Member of the Canadian Parliament for Peel
- In office 1954–1962
- Preceded by: Gordon Graydon
- Succeeded by: Bruce Beer

Personal details
- Born: February 15, 1921 Dixie, Ontario
- Died: October 3, 1985 (aged 64) Griffith Island, Ontario
- Party: Progressive Conservative
- Spouse: Mary Virginia Leuty
- Children: 5
- Profession: Lawyer
- Portfolio: Parliamentary Secretary to the Minister of Trade and Commerce (1959-1960) Parliamentary Secretary to the Prime Minister (1960-1962) Chief Government Whip (1959-1962)

= John Pallett =

Canadian politician

John Cameron Pallett (February 15, 1921 - October 3, 1985) was a Canadian lawyer and politician.

==Background==
Born in Dixie, Ontario, he was educated at University of Toronto, at which he got a B.A. in 1941. He served as a lieutenant in The Governor General's Horse Guards armoured reconnaissance division in England, France, Italy, Belgium, the Netherlands and Germany, from 1942 to 1945. He was awarded the 1939/1945 Star, the Italy Star, the France and Germany Star, and the Defence Medal. He was also awarded the Mentioned in Despatches medal for gallantry and distinguished service on the battlefield in Italy.

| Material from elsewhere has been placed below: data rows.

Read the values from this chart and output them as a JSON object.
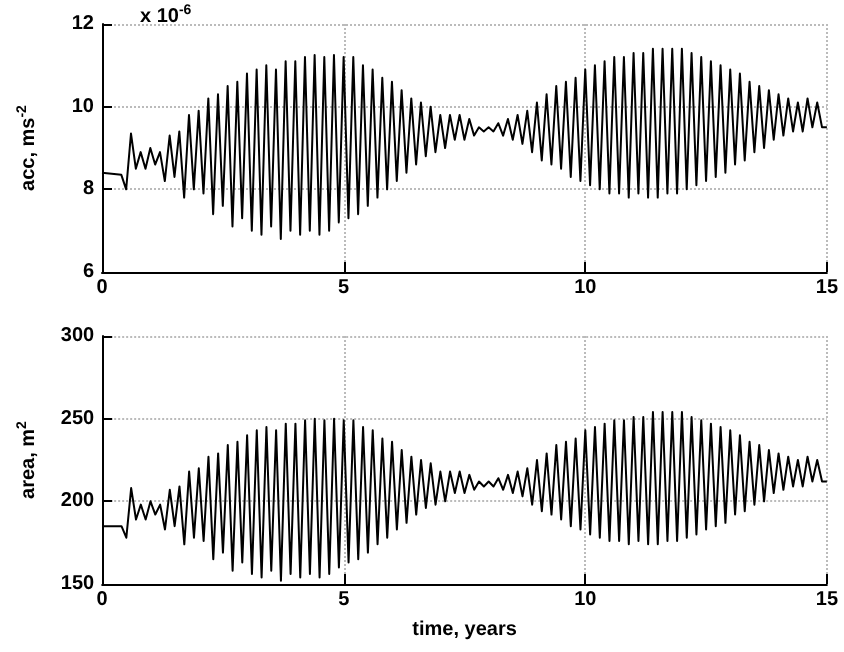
{
  "chart_data": [
    {
      "type": "line",
      "ylabel": "acc, ms$^{-2}$",
      "annotations": [
        "x 10$^{-6}$"
      ],
      "xlim": [
        0,
        15
      ],
      "xticks": [
        0,
        5,
        10,
        15
      ],
      "ylim": [
        6,
        12
      ],
      "yticks": [
        6,
        8,
        10,
        12
      ],
      "grid": true,
      "marker": "none",
      "line_style": "solid",
      "x": [
        0,
        0.4,
        0.5,
        0.6,
        0.7,
        0.8,
        0.9,
        1.0,
        1.1,
        1.2,
        1.3,
        1.4,
        1.5,
        1.6,
        1.7,
        1.8,
        1.9,
        2.0,
        2.1,
        2.2,
        2.3,
        2.4,
        2.5,
        2.6,
        2.7,
        2.8,
        2.9,
        3.0,
        3.1,
        3.2,
        3.3,
        3.4,
        3.5,
        3.6,
        3.7,
        3.8,
        3.9,
        4.0,
        4.1,
        4.2,
        4.3,
        4.4,
        4.5,
        4.6,
        4.7,
        4.8,
        4.9,
        5.0,
        5.1,
        5.2,
        5.3,
        5.4,
        5.5,
        5.6,
        5.7,
        5.8,
        5.9,
        6.0,
        6.1,
        6.2,
        6.3,
        6.4,
        6.5,
        6.6,
        6.7,
        6.8,
        6.9,
        7.0,
        7.1,
        7.2,
        7.3,
        7.4,
        7.5,
        7.6,
        7.7,
        7.8,
        7.9,
        8.0,
        8.1,
        8.2,
        8.3,
        8.4,
        8.5,
        8.6,
        8.7,
        8.8,
        8.9,
        9.0,
        9.1,
        9.2,
        9.3,
        9.4,
        9.5,
        9.6,
        9.7,
        9.8,
        9.9,
        10.0,
        10.1,
        10.2,
        10.3,
        10.4,
        10.5,
        10.6,
        10.7,
        10.8,
        10.9,
        11.0,
        11.1,
        11.2,
        11.3,
        11.4,
        11.5,
        11.6,
        11.7,
        11.8,
        11.9,
        12.0,
        12.1,
        12.2,
        12.3,
        12.4,
        12.5,
        12.6,
        12.7,
        12.8,
        12.9,
        13.0,
        13.1,
        13.2,
        13.3,
        13.4,
        13.5,
        13.6,
        13.7,
        13.8,
        13.9,
        14.0,
        14.1,
        14.2,
        14.3,
        14.4,
        14.5,
        14.6,
        14.7,
        14.8,
        14.9,
        15.0
      ],
      "series": [
        {
          "color": "#000000",
          "values": [
            8.4,
            8.35,
            8.0,
            9.35,
            8.5,
            8.9,
            8.5,
            9.0,
            8.6,
            8.9,
            8.2,
            9.3,
            8.3,
            9.4,
            7.8,
            9.8,
            8.0,
            9.9,
            7.9,
            10.2,
            7.4,
            10.3,
            7.6,
            10.5,
            7.1,
            10.6,
            7.3,
            10.8,
            7.0,
            10.9,
            6.9,
            11.0,
            7.1,
            10.9,
            6.8,
            11.1,
            7.0,
            11.1,
            6.9,
            11.2,
            7.0,
            11.25,
            6.9,
            11.2,
            7.0,
            11.25,
            7.2,
            11.2,
            7.3,
            11.2,
            7.4,
            11.0,
            7.6,
            10.9,
            7.8,
            10.7,
            8.0,
            10.6,
            8.2,
            10.4,
            8.4,
            10.2,
            8.6,
            10.1,
            8.8,
            10.0,
            8.9,
            9.8,
            9.0,
            9.8,
            9.2,
            9.8,
            9.2,
            9.7,
            9.3,
            9.5,
            9.4,
            9.5,
            9.4,
            9.6,
            9.3,
            9.7,
            9.2,
            9.8,
            9.1,
            9.9,
            8.9,
            10.1,
            8.7,
            10.3,
            8.6,
            10.5,
            8.5,
            10.6,
            8.3,
            10.7,
            8.2,
            10.9,
            8.1,
            11.0,
            8.0,
            11.1,
            7.9,
            11.2,
            7.9,
            11.2,
            7.8,
            11.3,
            7.9,
            11.3,
            7.8,
            11.4,
            7.8,
            11.4,
            7.9,
            11.4,
            7.9,
            11.4,
            8.0,
            11.3,
            8.1,
            11.2,
            8.2,
            11.1,
            8.3,
            11.0,
            8.4,
            10.9,
            8.6,
            10.8,
            8.7,
            10.6,
            8.9,
            10.5,
            9.0,
            10.4,
            9.2,
            10.3,
            9.3,
            10.2,
            9.4,
            10.1,
            9.4,
            10.2,
            9.5,
            10.1,
            9.5,
            9.5
          ]
        }
      ]
    },
    {
      "type": "line",
      "xlabel": "time, years",
      "ylabel": "area, m$^{2}$",
      "xlim": [
        0,
        15
      ],
      "xticks": [
        0,
        5,
        10,
        15
      ],
      "ylim": [
        150,
        300
      ],
      "yticks": [
        150,
        200,
        250,
        300
      ],
      "grid": true,
      "marker": "none",
      "line_style": "solid",
      "x": [
        0,
        0.4,
        0.5,
        0.6,
        0.7,
        0.8,
        0.9,
        1.0,
        1.1,
        1.2,
        1.3,
        1.4,
        1.5,
        1.6,
        1.7,
        1.8,
        1.9,
        2.0,
        2.1,
        2.2,
        2.3,
        2.4,
        2.5,
        2.6,
        2.7,
        2.8,
        2.9,
        3.0,
        3.1,
        3.2,
        3.3,
        3.4,
        3.5,
        3.6,
        3.7,
        3.8,
        3.9,
        4.0,
        4.1,
        4.2,
        4.3,
        4.4,
        4.5,
        4.6,
        4.7,
        4.8,
        4.9,
        5.0,
        5.1,
        5.2,
        5.3,
        5.4,
        5.5,
        5.6,
        5.7,
        5.8,
        5.9,
        6.0,
        6.1,
        6.2,
        6.3,
        6.4,
        6.5,
        6.6,
        6.7,
        6.8,
        6.9,
        7.0,
        7.1,
        7.2,
        7.3,
        7.4,
        7.5,
        7.6,
        7.7,
        7.8,
        7.9,
        8.0,
        8.1,
        8.2,
        8.3,
        8.4,
        8.5,
        8.6,
        8.7,
        8.8,
        8.9,
        9.0,
        9.1,
        9.2,
        9.3,
        9.4,
        9.5,
        9.6,
        9.7,
        9.8,
        9.9,
        10.0,
        10.1,
        10.2,
        10.3,
        10.4,
        10.5,
        10.6,
        10.7,
        10.8,
        10.9,
        11.0,
        11.1,
        11.2,
        11.3,
        11.4,
        11.5,
        11.6,
        11.7,
        11.8,
        11.9,
        12.0,
        12.1,
        12.2,
        12.3,
        12.4,
        12.5,
        12.6,
        12.7,
        12.8,
        12.9,
        13.0,
        13.1,
        13.2,
        13.3,
        13.4,
        13.5,
        13.6,
        13.7,
        13.8,
        13.9,
        14.0,
        14.1,
        14.2,
        14.3,
        14.4,
        14.5,
        14.6,
        14.7,
        14.8,
        14.9,
        15.0
      ],
      "series": [
        {
          "color": "#000000",
          "values": [
            185,
            185,
            178,
            208,
            189,
            198,
            189,
            200,
            192,
            198,
            183,
            207,
            185,
            209,
            174,
            218,
            178,
            220,
            176,
            227,
            165,
            229,
            169,
            234,
            158,
            236,
            163,
            240,
            156,
            243,
            154,
            245,
            158,
            243,
            152,
            247,
            156,
            247,
            154,
            249,
            156,
            250,
            154,
            249,
            156,
            250,
            160,
            249,
            163,
            249,
            165,
            245,
            169,
            243,
            174,
            238,
            178,
            236,
            183,
            231,
            187,
            227,
            192,
            225,
            196,
            223,
            198,
            218,
            200,
            218,
            205,
            218,
            205,
            216,
            207,
            212,
            209,
            212,
            209,
            214,
            207,
            216,
            205,
            218,
            203,
            220,
            198,
            225,
            194,
            229,
            192,
            234,
            189,
            236,
            185,
            238,
            183,
            243,
            180,
            245,
            178,
            247,
            176,
            249,
            176,
            249,
            174,
            251,
            176,
            251,
            174,
            254,
            174,
            254,
            176,
            254,
            176,
            254,
            178,
            251,
            180,
            249,
            183,
            247,
            185,
            245,
            187,
            243,
            192,
            240,
            194,
            236,
            198,
            234,
            200,
            231,
            205,
            229,
            207,
            227,
            209,
            225,
            209,
            227,
            212,
            225,
            212,
            212
          ]
        }
      ]
    }
  ]
}
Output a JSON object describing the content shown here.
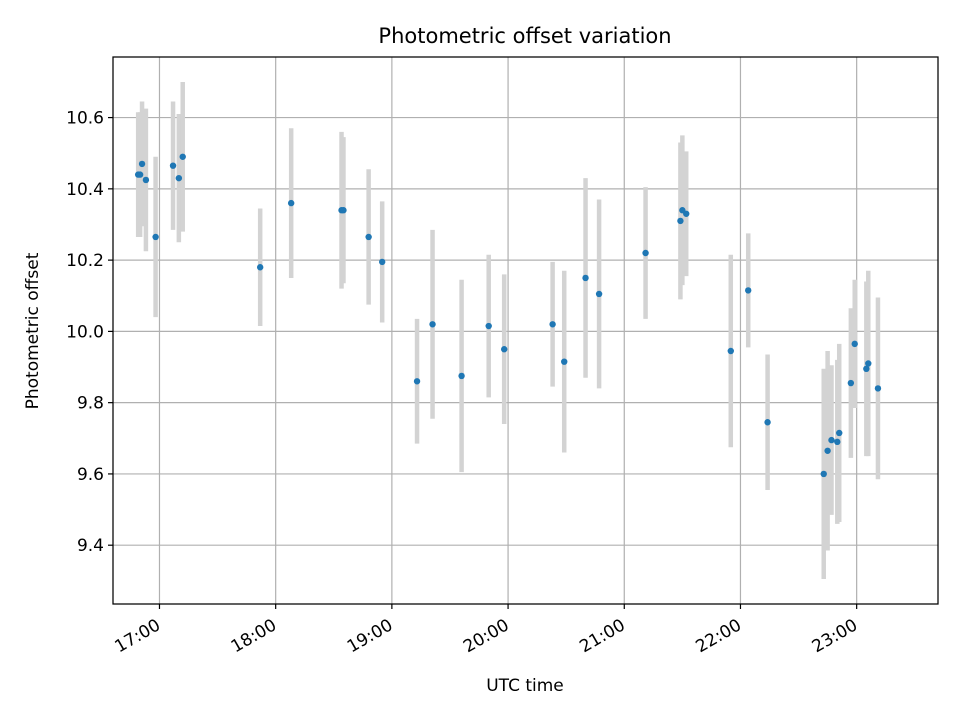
{
  "chart_data": {
    "type": "scatter",
    "title": "Photometric offset variation",
    "xlabel": "UTC time",
    "ylabel": "Photometric offset",
    "x_axis_type": "time",
    "xlim": [
      "16:36",
      "23:42"
    ],
    "ylim": [
      9.235,
      10.77
    ],
    "x_ticks": [
      "17:00",
      "18:00",
      "19:00",
      "20:00",
      "21:00",
      "22:00",
      "23:00"
    ],
    "y_ticks": [
      9.4,
      9.6,
      9.8,
      10.0,
      10.2,
      10.4,
      10.6
    ],
    "y_tick_labels": [
      "9.4",
      "9.6",
      "9.8",
      "10.0",
      "10.2",
      "10.4",
      "10.6"
    ],
    "grid": true,
    "legend": "none",
    "colors": {
      "marker": "#1f77b4",
      "errorbar": "#d3d3d3",
      "grid": "#b0b0b0"
    },
    "points": [
      {
        "t": "16:49",
        "y": 10.44,
        "err": 0.175
      },
      {
        "t": "16:50",
        "y": 10.44,
        "err": 0.175
      },
      {
        "t": "16:51",
        "y": 10.47,
        "err": 0.175
      },
      {
        "t": "16:53",
        "y": 10.425,
        "err": 0.2
      },
      {
        "t": "16:58",
        "y": 10.265,
        "err": 0.225
      },
      {
        "t": "17:07",
        "y": 10.465,
        "err": 0.18
      },
      {
        "t": "17:10",
        "y": 10.43,
        "err": 0.18
      },
      {
        "t": "17:12",
        "y": 10.49,
        "err": 0.21
      },
      {
        "t": "17:52",
        "y": 10.18,
        "err": 0.165
      },
      {
        "t": "18:08",
        "y": 10.36,
        "err": 0.21
      },
      {
        "t": "18:34",
        "y": 10.34,
        "err": 0.22
      },
      {
        "t": "18:35",
        "y": 10.34,
        "err": 0.205
      },
      {
        "t": "18:48",
        "y": 10.265,
        "err": 0.19
      },
      {
        "t": "18:55",
        "y": 10.195,
        "err": 0.17
      },
      {
        "t": "19:13",
        "y": 9.86,
        "err": 0.175
      },
      {
        "t": "19:21",
        "y": 10.02,
        "err": 0.265
      },
      {
        "t": "19:36",
        "y": 9.875,
        "err": 0.27
      },
      {
        "t": "19:50",
        "y": 10.015,
        "err": 0.2
      },
      {
        "t": "19:58",
        "y": 9.95,
        "err": 0.21
      },
      {
        "t": "20:23",
        "y": 10.02,
        "err": 0.175
      },
      {
        "t": "20:29",
        "y": 9.915,
        "err": 0.255
      },
      {
        "t": "20:40",
        "y": 10.15,
        "err": 0.28
      },
      {
        "t": "20:47",
        "y": 10.105,
        "err": 0.265
      },
      {
        "t": "21:11",
        "y": 10.22,
        "err": 0.185
      },
      {
        "t": "21:29",
        "y": 10.31,
        "err": 0.22
      },
      {
        "t": "21:30",
        "y": 10.34,
        "err": 0.21
      },
      {
        "t": "21:32",
        "y": 10.33,
        "err": 0.175
      },
      {
        "t": "21:55",
        "y": 9.945,
        "err": 0.27
      },
      {
        "t": "22:04",
        "y": 10.115,
        "err": 0.16
      },
      {
        "t": "22:14",
        "y": 9.745,
        "err": 0.19
      },
      {
        "t": "22:43",
        "y": 9.6,
        "err": 0.295
      },
      {
        "t": "22:45",
        "y": 9.665,
        "err": 0.28
      },
      {
        "t": "22:47",
        "y": 9.695,
        "err": 0.21
      },
      {
        "t": "22:50",
        "y": 9.69,
        "err": 0.23
      },
      {
        "t": "22:51",
        "y": 9.715,
        "err": 0.25
      },
      {
        "t": "22:57",
        "y": 9.855,
        "err": 0.21
      },
      {
        "t": "22:59",
        "y": 9.965,
        "err": 0.18
      },
      {
        "t": "23:05",
        "y": 9.895,
        "err": 0.245
      },
      {
        "t": "23:06",
        "y": 9.91,
        "err": 0.26
      },
      {
        "t": "23:11",
        "y": 9.84,
        "err": 0.255
      }
    ]
  }
}
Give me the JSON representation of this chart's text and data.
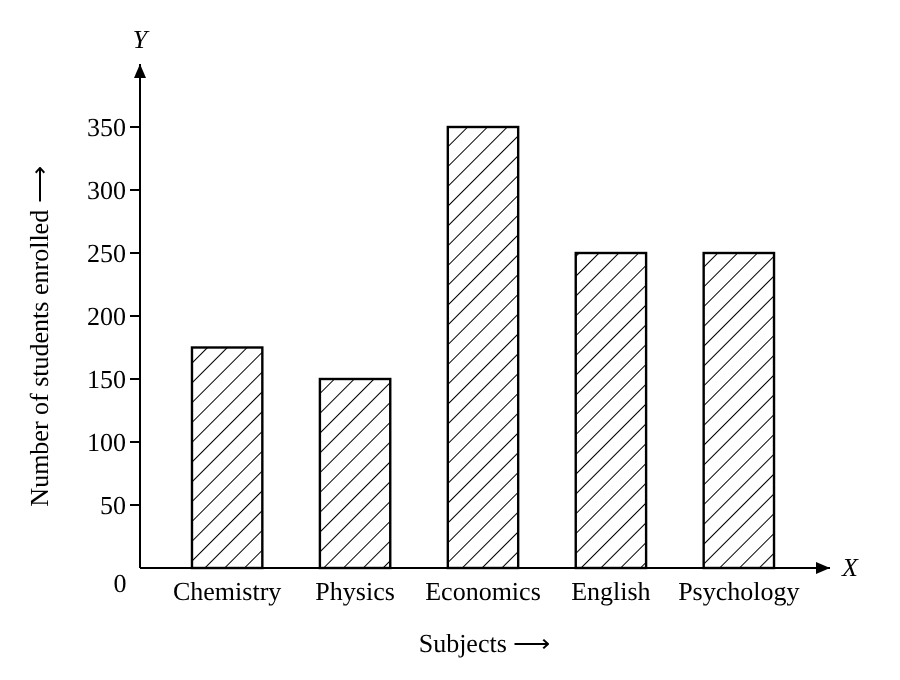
{
  "chart_data": {
    "type": "bar",
    "xlabel": "Subjects ⟶",
    "ylabel": "Number of students enrolled ⟶",
    "categories": [
      "Chemistry",
      "Physics",
      "Economics",
      "English",
      "Psychology"
    ],
    "values": [
      175,
      150,
      350,
      250,
      250
    ],
    "color": "#000000",
    "ylim": [
      0,
      400
    ],
    "yticks": [
      0,
      50,
      100,
      150,
      200,
      250,
      300,
      350
    ],
    "annotations": [
      "Y",
      "X"
    ],
    "grid": false
  }
}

He then attended Osgoode Hall Law School, graduating with a Bachelor of Laws in 1947. He founded Pallett & Pallett law firm in 1948; subsequently Pallett Valo, Mississauga. He also served as a Bencher of the Law Society of Upper Canada. He was married to Mary Virginia Leuty and had five children: James McCormack, Megan Jane, Bruce Cameron, Drew Malcolm and Wesley Newman (July 21, 1962 to March 4, 1974).

He was the Chairman of the Mississauga Hospital Board of Directors; Chairman of the Mississauga Hospital Foundation Board of Directors; President of Port Credit Lions Club; President of Credit Valley Golf Club; President of Dixie Curling Club; Director of Griffith Island Club.

He died on Griffith Island in the Georgian Bay area in 1985.

==Politics==
Pallett was a Member of Parliament of Canada from 1954 to 1962; Parliamentary Secretary to the Prime Minister of Canada; Chief Government Whip and leader of the Canadian NATO delegation to Europe in 1959.